I’ve always struggled with Spain.
I can’t quite put my finger on it but there’s something about the country that I’ve always struggled to connect with. Friends constantly urge me to try harder, try again, enter the relationship with a more open mind, but somehow Spain sits outside me.
It’s me, perhaps. Growing up, Spain was where the wealthy kids went during school holidays. It was a place always out of reach, a place from which the girls returned golden and the boys full of stories (those kinds of stories). My summer holidays were spent in my father’s factory, free labour helping to reduce the cost of production, enabling us a deeper foothold out of economic precariousness. Perhaps I bred some resentment from those days. Perhaps Spain represents what I felt I could never have.
There’s more, though. I’ve come to Spain a few times now (and it’s where I’m writing from), mainly for work. We Londoners are an impatient lot, and Spain tries one’s work patience with expertise. It’s their way or no way, that’s how I’d characterise it. Perhaps they’re right. It’s their country, after all. But London does not demand an English way, it enables an international one (most people who think London too English have never seen England beyond London). In Spain, there is only one way – theirs. No compromise. Even when it makes no sense.
Even as I write this I know that it’s wrong. But there’s something, something that makes this country harder for me than it needs to be. I can’t quite put my finger on it but it’s not something I’ve sensed in Italy, Germany, Serbia, Slovenia, Latvia or the many other European countries I’ve enjoyed. Perhaps I’ve sensed it a little in Portugal. Perhaps. Maybe there’s an Iberian vibe that I struggle with.
I’m aware there’s a lot of racism in this country. When the national football coach can casually racially abuse black footballer, Thierry Henry, as a way to motivate his players, you know there is something engrained in the national psyche that’s yet to be worked through. That may have been 12 years ago, but tell that to footballer, Pape Diop, who endured monkey chants only three years ago. Monkey chants. During an actual game. Televised and everything.
So, is this a race thing?
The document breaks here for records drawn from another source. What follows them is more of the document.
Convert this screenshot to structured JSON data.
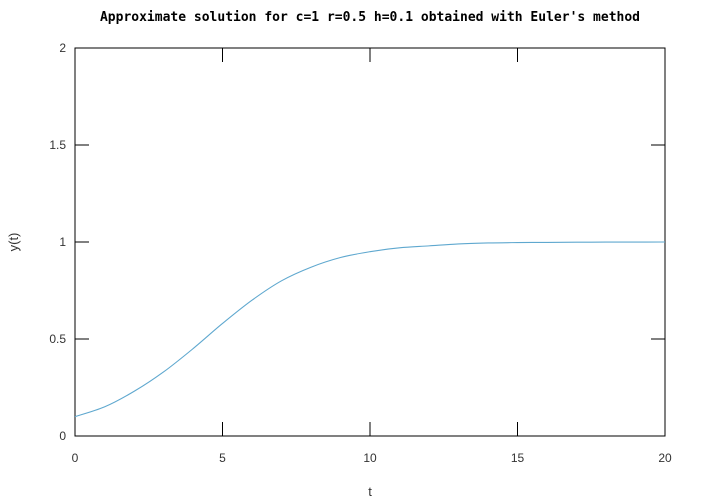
{
  "chart_data": {
    "type": "line",
    "title": "Approximate solution for c=1 r=0.5 h=0.1 obtained with Euler's method",
    "xlabel": "t",
    "ylabel": "y(t)",
    "xlim": [
      0,
      20
    ],
    "ylim": [
      0,
      2
    ],
    "grid": false,
    "x_ticks": [
      "0",
      "5",
      "10",
      "15",
      "20"
    ],
    "y_ticks": [
      "0",
      "0.5",
      "1",
      "1.5",
      "2"
    ],
    "series": [
      {
        "color": "#5fa8cf",
        "x": [
          0,
          1,
          2,
          3,
          4,
          5,
          6,
          7,
          8,
          9,
          10,
          11,
          12,
          13,
          14,
          15,
          16,
          17,
          18,
          19,
          20
        ],
        "y": [
          0.1,
          0.15,
          0.23,
          0.33,
          0.45,
          0.58,
          0.7,
          0.8,
          0.87,
          0.92,
          0.95,
          0.97,
          0.98,
          0.99,
          0.995,
          0.997,
          0.998,
          0.999,
          0.9995,
          0.9998,
          1.0
        ]
      }
    ]
  }
}
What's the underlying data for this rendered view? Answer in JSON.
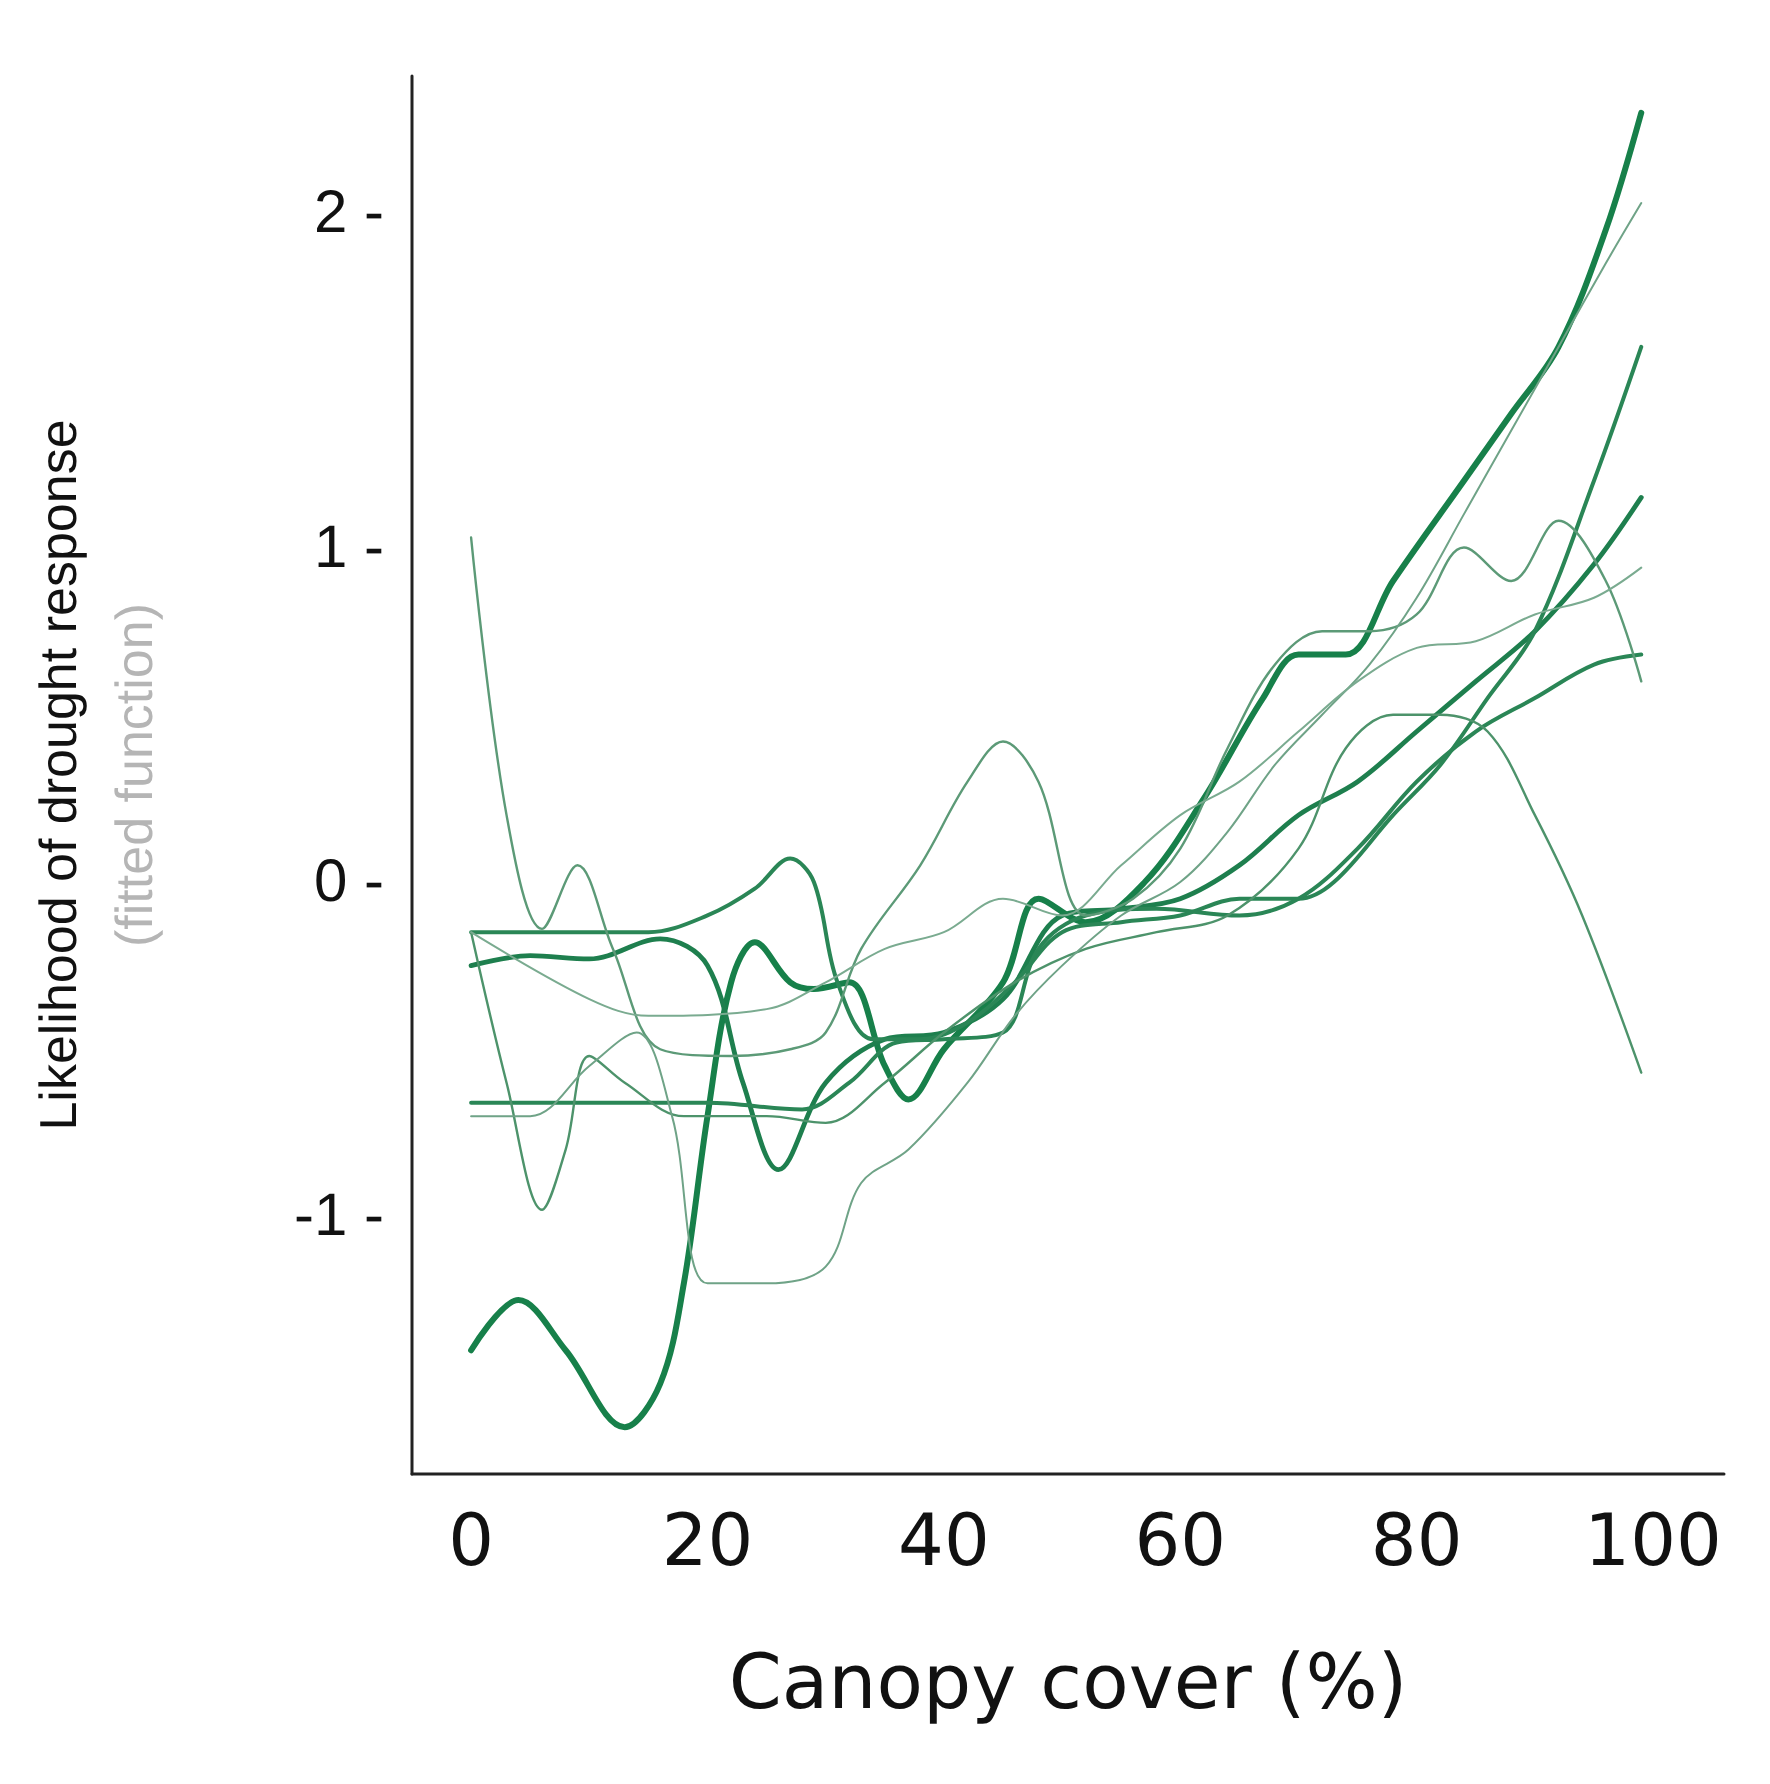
{
  "chart_data": {
    "type": "line",
    "xlabel": "Canopy cover (%)",
    "ylabel": "Likelihood of drought response\n(fitted function)",
    "xlim": [
      -5,
      106
    ],
    "ylim": [
      -1.77,
      2.41
    ],
    "xticks": [
      0,
      20,
      40,
      60,
      80,
      100
    ],
    "yticks": [
      {
        "value": -1,
        "label": "-1 -"
      },
      {
        "value": 0,
        "label": "0 -"
      },
      {
        "value": 1,
        "label": "1 -"
      },
      {
        "value": 2,
        "label": "2 -"
      }
    ],
    "grid": false,
    "marker": "none",
    "line_style": "solid",
    "series": [
      {
        "color": "#17804a",
        "x": [
          0,
          4,
          8,
          13,
          16,
          18,
          20,
          22,
          24,
          27,
          29,
          32,
          35,
          37,
          40,
          45,
          48,
          52,
          57,
          62,
          67,
          70,
          74,
          78,
          84,
          88,
          92,
          96,
          99
        ],
        "values": [
          -1.4,
          -1.25,
          -1.4,
          -1.63,
          -1.5,
          -1.2,
          -0.7,
          -0.3,
          -0.18,
          -0.3,
          -0.32,
          -0.3,
          -0.55,
          -0.65,
          -0.5,
          -0.3,
          -0.05,
          -0.12,
          0.0,
          0.25,
          0.55,
          0.68,
          0.68,
          0.9,
          1.2,
          1.4,
          1.6,
          1.95,
          2.3
        ]
      },
      {
        "color": "#1e7f4e",
        "x": [
          0,
          5,
          10,
          16,
          20,
          23,
          26,
          30,
          35,
          40,
          45,
          50,
          55,
          60,
          65,
          70,
          75,
          80,
          85,
          90,
          95,
          99
        ],
        "values": [
          -0.25,
          -0.22,
          -0.23,
          -0.17,
          -0.25,
          -0.6,
          -0.86,
          -0.6,
          -0.47,
          -0.45,
          -0.35,
          -0.1,
          -0.08,
          -0.05,
          0.05,
          0.2,
          0.3,
          0.45,
          0.6,
          0.75,
          0.95,
          1.15
        ]
      },
      {
        "color": "#2a8656",
        "x": [
          0,
          15,
          20,
          24,
          27,
          29,
          31,
          34,
          38,
          42,
          46,
          50,
          55,
          60,
          65,
          70,
          73,
          78,
          82,
          86,
          90,
          95,
          99
        ],
        "values": [
          -0.15,
          -0.15,
          -0.1,
          -0.02,
          0.07,
          0.0,
          -0.3,
          -0.47,
          -0.47,
          -0.42,
          -0.3,
          -0.15,
          -0.12,
          -0.1,
          -0.05,
          -0.05,
          0.0,
          0.2,
          0.35,
          0.55,
          0.75,
          1.2,
          1.6
        ]
      },
      {
        "color": "#2a8656",
        "x": [
          0,
          20,
          28,
          32,
          36,
          40,
          45,
          48,
          52,
          58,
          65,
          70,
          75,
          80,
          85,
          90,
          95,
          99
        ],
        "values": [
          -0.66,
          -0.66,
          -0.68,
          -0.6,
          -0.48,
          -0.47,
          -0.45,
          -0.2,
          -0.1,
          -0.08,
          -0.1,
          -0.05,
          0.1,
          0.3,
          0.45,
          0.55,
          0.65,
          0.68
        ]
      },
      {
        "color": "#5c9a77",
        "x": [
          0,
          3,
          6,
          9,
          12,
          16,
          22,
          27,
          30,
          33,
          38,
          42,
          45,
          48,
          52,
          56,
          60,
          64,
          68,
          72,
          76,
          80,
          84,
          88,
          92,
          96,
          99
        ],
        "values": [
          1.03,
          0.2,
          -0.14,
          0.05,
          -0.2,
          -0.5,
          -0.52,
          -0.5,
          -0.45,
          -0.2,
          0.05,
          0.3,
          0.42,
          0.3,
          -0.1,
          -0.05,
          0.1,
          0.4,
          0.65,
          0.75,
          0.75,
          0.8,
          1.0,
          0.9,
          1.08,
          0.9,
          0.6
        ]
      },
      {
        "color": "#4d936b",
        "x": [
          0,
          3,
          6,
          8,
          10,
          13,
          18,
          25,
          30,
          35,
          40,
          46,
          52,
          58,
          64,
          70,
          74,
          78,
          82,
          86,
          90,
          94,
          99
        ],
        "values": [
          -0.15,
          -0.6,
          -0.98,
          -0.8,
          -0.52,
          -0.6,
          -0.7,
          -0.7,
          -0.72,
          -0.6,
          -0.45,
          -0.3,
          -0.2,
          -0.15,
          -0.1,
          0.1,
          0.4,
          0.5,
          0.5,
          0.45,
          0.2,
          -0.1,
          -0.57
        ]
      },
      {
        "color": "#6fa387",
        "x": [
          0,
          5,
          10,
          14,
          17,
          20,
          25,
          30,
          33,
          37,
          42,
          46,
          50,
          55,
          60,
          64,
          68,
          72,
          76,
          80,
          84,
          88,
          92,
          96,
          99
        ],
        "values": [
          -0.7,
          -0.7,
          -0.55,
          -0.45,
          -0.7,
          -1.2,
          -1.2,
          -1.15,
          -0.9,
          -0.8,
          -0.6,
          -0.4,
          -0.25,
          -0.1,
          0.0,
          0.15,
          0.35,
          0.5,
          0.65,
          0.85,
          1.1,
          1.35,
          1.6,
          1.85,
          2.03
        ]
      },
      {
        "color": "#7aab90",
        "x": [
          0,
          10,
          15,
          25,
          30,
          35,
          40,
          45,
          50,
          55,
          60,
          65,
          70,
          75,
          80,
          85,
          90,
          95,
          99
        ],
        "values": [
          -0.15,
          -0.35,
          -0.4,
          -0.38,
          -0.3,
          -0.2,
          -0.15,
          -0.05,
          -0.1,
          0.05,
          0.2,
          0.3,
          0.45,
          0.6,
          0.7,
          0.72,
          0.8,
          0.85,
          0.94
        ]
      }
    ]
  }
}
Not entirely, but the race thing is definitely part of it. It’s similar to how I feel about the French and the way they still talk about their colonies as part of France. I guess I’ve come to accept the British way of referring to colonies – separate but part of something greater (if only by description). There’s something baffling – that’s the only word I can think of – about hearing a French person call Algeria ‘France’ – and without any hint of irony.
Anyway, let’s not get started on the French.
Suffice to say that something gnaws at me here in Spain. Whether it’s resentment from my school days, the inflexibility, the racism, or some cocktail of all three, something keeps the country outside of me. I love being a European (whether in the EU or otherwise) but Spain and I are unlikely to ever become friends. I doubt any Spaniard is going to lose any sleep over that statement but it seems a sad thing to say ‘out loud’.